Korea: President Lee gets a failing grade on governance

President Lee Myung-bak.
(Photo: Marco Castro/United Nations)

The Citizen’s Coalition for Economic Justice (CCEJ), focal point of Social Watch in the Republic of Korea, gave failing grades on the President Lee Myung-bak's performance during its time in power. The organization concluded that only 39.48% of Lee's 100 major governance tasks were executed. The administration scored a D+ grade for satisfaction with the results of those, reported journalist Jung Hwang-bong for The Hankyoreh daily newspaper.

The analysis was on five governance indicators, namely “a Country Rich in Talent,” “Active Welfare,” “a Lively Market Economy,” “a Government Serving the People,” and “a Global Korea”. Each of these had four governance strategies, for a total of twenty, with five governance tasks per strategy for a total of 100 tasks.

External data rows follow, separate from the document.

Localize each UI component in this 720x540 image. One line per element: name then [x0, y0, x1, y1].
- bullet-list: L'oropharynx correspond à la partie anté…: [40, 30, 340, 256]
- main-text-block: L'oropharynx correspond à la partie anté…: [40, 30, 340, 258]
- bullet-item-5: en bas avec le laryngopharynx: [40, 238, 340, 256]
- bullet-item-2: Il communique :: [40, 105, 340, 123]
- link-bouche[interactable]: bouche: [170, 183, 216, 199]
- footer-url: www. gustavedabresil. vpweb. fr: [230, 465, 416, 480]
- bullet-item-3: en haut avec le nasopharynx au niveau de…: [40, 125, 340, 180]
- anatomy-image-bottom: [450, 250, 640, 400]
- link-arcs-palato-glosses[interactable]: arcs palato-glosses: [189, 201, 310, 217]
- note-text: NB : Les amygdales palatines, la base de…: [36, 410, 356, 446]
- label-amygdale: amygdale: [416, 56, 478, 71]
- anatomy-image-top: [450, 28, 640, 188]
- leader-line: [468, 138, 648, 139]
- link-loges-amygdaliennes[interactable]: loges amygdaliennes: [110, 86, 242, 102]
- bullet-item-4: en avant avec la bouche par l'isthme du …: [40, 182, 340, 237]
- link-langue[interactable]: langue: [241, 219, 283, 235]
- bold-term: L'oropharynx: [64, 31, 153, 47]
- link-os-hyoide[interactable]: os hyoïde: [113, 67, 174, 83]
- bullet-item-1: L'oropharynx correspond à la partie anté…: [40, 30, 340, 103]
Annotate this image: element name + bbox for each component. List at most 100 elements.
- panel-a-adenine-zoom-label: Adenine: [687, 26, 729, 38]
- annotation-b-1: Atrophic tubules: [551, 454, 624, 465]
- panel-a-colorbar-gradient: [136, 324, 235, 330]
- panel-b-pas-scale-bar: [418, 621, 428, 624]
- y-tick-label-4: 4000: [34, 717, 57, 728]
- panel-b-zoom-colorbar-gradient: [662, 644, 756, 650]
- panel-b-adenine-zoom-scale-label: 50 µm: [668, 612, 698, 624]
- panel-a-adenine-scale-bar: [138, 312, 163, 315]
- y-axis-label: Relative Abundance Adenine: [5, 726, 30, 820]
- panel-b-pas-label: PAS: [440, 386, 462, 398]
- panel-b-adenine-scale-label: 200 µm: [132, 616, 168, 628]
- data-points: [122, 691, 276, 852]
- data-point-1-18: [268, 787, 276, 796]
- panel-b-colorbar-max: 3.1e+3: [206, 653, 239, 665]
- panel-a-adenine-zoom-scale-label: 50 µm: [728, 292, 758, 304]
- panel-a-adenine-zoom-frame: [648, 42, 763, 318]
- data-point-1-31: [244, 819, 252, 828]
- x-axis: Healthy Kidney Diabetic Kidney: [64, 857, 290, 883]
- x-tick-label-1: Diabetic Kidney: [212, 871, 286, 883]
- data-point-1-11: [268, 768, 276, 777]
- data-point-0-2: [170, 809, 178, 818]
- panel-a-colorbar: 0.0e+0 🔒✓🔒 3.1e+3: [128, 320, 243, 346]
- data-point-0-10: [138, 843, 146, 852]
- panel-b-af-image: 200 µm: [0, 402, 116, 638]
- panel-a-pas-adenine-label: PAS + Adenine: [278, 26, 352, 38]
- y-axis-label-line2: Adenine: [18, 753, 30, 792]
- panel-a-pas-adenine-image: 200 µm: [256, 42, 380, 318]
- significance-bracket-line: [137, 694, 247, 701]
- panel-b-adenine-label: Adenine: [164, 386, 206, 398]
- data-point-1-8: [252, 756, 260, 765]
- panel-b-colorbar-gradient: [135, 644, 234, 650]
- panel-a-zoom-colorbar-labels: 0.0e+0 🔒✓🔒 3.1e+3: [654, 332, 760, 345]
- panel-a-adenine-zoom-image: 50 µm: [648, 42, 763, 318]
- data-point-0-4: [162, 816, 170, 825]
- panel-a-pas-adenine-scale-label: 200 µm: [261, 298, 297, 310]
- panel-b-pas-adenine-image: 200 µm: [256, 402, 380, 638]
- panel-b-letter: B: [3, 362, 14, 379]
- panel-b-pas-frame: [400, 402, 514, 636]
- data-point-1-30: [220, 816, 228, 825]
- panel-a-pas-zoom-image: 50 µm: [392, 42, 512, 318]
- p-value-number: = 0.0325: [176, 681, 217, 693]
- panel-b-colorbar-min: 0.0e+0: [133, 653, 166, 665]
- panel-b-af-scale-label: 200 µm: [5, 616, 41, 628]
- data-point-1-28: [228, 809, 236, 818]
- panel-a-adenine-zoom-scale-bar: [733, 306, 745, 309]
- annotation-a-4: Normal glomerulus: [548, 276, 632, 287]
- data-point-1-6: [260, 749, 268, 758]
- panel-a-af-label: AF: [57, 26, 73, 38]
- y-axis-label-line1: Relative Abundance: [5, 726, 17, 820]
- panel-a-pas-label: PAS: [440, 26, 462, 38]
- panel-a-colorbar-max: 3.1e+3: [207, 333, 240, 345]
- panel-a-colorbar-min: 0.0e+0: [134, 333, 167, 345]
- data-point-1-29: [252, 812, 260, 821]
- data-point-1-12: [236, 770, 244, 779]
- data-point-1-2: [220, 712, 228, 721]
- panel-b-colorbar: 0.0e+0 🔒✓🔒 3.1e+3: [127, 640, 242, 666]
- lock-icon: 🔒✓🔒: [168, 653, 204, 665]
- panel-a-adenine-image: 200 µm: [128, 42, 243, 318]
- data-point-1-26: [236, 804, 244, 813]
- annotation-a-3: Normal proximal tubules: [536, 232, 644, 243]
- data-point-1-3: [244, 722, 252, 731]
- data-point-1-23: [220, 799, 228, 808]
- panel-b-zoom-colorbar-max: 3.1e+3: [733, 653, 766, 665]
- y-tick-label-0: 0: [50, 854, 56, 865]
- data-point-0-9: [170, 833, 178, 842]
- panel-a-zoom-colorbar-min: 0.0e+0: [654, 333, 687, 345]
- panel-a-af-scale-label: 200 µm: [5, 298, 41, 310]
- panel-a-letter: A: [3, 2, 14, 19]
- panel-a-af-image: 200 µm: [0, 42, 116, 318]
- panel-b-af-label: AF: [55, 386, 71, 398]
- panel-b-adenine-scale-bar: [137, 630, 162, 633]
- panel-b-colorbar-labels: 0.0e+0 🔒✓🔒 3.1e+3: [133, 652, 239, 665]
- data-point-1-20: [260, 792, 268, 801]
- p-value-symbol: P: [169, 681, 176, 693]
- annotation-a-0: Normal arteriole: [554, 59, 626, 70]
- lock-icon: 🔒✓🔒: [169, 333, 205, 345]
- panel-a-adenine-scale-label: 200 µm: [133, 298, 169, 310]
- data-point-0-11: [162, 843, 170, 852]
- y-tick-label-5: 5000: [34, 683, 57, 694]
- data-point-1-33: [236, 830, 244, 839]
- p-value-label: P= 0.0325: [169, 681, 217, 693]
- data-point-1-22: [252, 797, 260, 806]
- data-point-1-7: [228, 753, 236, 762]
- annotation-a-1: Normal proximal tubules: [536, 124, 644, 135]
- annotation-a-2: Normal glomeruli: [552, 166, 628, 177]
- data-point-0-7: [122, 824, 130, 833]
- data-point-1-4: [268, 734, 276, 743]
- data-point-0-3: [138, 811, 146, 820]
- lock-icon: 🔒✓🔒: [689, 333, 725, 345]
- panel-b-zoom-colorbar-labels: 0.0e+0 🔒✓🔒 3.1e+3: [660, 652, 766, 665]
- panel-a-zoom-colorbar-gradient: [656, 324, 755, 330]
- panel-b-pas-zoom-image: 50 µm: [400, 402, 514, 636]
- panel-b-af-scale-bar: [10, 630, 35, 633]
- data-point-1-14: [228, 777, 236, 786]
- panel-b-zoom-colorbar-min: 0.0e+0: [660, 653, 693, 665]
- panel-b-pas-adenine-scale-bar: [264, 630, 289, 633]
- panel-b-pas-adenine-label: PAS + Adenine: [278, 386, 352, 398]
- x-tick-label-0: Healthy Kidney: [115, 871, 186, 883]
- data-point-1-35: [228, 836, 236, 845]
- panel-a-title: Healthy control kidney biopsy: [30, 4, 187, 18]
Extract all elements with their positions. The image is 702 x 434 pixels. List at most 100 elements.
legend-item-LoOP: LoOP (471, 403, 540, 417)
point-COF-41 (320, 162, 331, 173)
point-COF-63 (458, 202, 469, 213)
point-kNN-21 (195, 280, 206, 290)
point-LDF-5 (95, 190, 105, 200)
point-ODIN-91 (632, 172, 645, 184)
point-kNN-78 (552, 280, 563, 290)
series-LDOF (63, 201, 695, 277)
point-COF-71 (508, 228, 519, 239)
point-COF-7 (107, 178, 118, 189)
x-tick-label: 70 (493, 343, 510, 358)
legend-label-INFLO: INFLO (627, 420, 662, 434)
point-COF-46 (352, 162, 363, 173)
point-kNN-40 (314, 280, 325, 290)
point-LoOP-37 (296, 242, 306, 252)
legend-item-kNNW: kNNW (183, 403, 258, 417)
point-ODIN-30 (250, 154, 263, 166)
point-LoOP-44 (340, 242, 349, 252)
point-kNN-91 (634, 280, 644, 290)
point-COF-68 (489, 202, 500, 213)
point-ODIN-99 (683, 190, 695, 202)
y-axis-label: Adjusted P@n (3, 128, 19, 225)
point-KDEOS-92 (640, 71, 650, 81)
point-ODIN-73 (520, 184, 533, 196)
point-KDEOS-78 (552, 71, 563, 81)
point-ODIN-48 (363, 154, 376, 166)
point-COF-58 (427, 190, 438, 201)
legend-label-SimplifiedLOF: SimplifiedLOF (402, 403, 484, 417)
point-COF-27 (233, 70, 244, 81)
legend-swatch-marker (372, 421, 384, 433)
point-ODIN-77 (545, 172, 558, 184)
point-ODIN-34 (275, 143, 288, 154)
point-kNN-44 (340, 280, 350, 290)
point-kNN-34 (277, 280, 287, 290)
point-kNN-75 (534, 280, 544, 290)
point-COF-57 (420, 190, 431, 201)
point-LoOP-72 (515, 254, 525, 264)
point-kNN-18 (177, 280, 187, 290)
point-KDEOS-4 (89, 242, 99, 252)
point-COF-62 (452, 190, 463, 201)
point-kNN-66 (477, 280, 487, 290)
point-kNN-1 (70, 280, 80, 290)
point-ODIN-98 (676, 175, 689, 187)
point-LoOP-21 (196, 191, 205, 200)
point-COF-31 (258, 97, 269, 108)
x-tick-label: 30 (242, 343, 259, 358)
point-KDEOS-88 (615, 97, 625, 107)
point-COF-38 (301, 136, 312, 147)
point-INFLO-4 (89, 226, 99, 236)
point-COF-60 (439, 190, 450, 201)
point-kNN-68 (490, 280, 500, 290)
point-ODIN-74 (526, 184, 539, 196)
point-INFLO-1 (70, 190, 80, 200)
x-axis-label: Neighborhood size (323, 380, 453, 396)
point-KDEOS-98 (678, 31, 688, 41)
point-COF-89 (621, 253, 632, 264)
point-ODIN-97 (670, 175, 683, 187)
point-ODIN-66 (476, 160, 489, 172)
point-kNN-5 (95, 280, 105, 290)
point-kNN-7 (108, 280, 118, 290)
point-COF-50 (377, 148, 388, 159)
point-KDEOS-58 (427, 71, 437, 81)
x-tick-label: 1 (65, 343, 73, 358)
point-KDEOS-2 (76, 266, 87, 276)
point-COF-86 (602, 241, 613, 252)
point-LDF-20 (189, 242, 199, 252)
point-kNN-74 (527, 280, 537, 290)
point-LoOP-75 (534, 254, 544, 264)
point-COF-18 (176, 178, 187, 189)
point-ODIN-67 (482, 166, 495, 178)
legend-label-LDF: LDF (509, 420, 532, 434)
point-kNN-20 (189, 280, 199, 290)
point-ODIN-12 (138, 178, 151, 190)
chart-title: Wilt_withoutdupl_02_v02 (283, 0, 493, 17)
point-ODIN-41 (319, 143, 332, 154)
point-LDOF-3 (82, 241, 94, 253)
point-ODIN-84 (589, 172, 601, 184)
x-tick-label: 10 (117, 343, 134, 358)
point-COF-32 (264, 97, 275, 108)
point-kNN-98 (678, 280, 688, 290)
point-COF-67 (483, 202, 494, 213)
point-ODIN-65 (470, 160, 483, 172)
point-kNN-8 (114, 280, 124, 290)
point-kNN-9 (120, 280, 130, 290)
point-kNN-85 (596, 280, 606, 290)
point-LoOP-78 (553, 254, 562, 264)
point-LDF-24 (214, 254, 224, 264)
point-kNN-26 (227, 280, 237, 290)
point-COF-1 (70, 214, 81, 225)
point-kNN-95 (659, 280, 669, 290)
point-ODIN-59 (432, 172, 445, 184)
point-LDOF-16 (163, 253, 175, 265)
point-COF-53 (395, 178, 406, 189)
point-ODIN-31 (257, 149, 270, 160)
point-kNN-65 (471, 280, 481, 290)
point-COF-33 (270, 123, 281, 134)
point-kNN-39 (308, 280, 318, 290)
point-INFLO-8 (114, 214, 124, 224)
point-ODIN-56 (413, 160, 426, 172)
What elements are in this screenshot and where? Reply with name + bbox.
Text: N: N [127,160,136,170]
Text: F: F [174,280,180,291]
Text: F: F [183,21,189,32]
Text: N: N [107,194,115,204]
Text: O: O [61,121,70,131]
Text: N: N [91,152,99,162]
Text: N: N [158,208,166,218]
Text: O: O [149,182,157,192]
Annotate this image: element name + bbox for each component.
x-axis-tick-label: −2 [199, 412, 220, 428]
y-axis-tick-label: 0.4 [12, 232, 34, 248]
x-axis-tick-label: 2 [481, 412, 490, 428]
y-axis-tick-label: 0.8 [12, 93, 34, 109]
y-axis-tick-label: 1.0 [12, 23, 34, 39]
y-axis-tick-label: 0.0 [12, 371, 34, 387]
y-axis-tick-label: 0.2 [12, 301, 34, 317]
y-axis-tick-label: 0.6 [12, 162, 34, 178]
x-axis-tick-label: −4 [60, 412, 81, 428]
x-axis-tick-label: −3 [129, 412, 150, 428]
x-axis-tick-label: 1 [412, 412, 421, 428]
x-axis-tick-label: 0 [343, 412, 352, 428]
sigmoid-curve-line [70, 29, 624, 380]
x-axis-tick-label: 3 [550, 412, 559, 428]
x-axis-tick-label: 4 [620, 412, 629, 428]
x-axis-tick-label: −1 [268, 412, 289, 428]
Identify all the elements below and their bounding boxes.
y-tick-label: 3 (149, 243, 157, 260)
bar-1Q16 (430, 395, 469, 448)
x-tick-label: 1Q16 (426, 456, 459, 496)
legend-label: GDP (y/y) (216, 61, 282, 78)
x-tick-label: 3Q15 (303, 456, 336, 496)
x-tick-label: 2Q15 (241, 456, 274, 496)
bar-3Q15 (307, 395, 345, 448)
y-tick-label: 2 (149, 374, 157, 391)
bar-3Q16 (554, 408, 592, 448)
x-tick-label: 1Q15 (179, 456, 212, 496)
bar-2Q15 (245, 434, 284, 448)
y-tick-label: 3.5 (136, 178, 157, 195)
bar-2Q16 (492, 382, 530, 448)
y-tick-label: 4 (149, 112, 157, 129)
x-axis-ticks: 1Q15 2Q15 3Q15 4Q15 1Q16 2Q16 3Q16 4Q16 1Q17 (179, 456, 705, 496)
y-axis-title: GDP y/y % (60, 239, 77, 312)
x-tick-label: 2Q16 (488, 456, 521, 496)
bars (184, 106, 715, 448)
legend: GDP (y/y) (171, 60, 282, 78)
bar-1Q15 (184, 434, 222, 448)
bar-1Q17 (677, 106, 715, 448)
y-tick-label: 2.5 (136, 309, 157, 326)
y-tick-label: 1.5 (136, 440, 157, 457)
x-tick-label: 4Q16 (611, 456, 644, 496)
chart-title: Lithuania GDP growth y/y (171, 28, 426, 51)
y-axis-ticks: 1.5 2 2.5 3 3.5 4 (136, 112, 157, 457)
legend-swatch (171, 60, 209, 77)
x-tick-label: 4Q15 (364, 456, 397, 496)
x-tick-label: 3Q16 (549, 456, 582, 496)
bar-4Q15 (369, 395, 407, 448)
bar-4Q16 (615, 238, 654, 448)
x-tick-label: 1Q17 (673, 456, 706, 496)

The execution rate was assessed based on “The 100 Governance Tasks of the Lee Myung-bak Administration,” a document published last June by the Office of the Prime Minister.

Based on these materials, the CCEJ determined the degree of progress on each task, giving a 100% rating for completed projects and 20% for projects that are currently under way. A rating of 0% was given for efforts that were announced early on after Lee’s inauguration but never pursued.

The rate of execution was 47.53% in the category of “a Country Rich in Talent,” which was related to education, science, and technology. This was followed by 41.76% in the area of “Active Welfare,” which involved welfare and jobs. The lowest rating was a 32.52% rate of execution for “a Global Korea,” which was related to reunification, national security, foreign affairs, and culture.

Because the 100 tasks were based on Lee‘s pledges as a presidential candidate, the results indicate that he has executed less than 40% of his promises.

A survey was also conducted to examine satisfaction with results from the governance indices. Around 30 professors, lawyers, and other experts were asked whether the goals were met and were well suited to resolving social issues. Only the “great human resources” category managed a C grade, with 2.17 points out of five. Ratings of D+ and D were assigned in all remaining categories.

“While it is problematic that the Lee Myung-bak administration’s execution of governance tasks has been so weak, a bigger problem is the mistaken policy decisions that informed those tasks,” said CCEJ politics and legislation team leader Kim Mi-yeong said,

“Given that the execution was along the lines of abolishing the total equity investment ceiling system to limit large company control of affiliates and market monopolization, it was unavoidable that he would receive low marks in satisfaction with governance tasks,” Kim explained.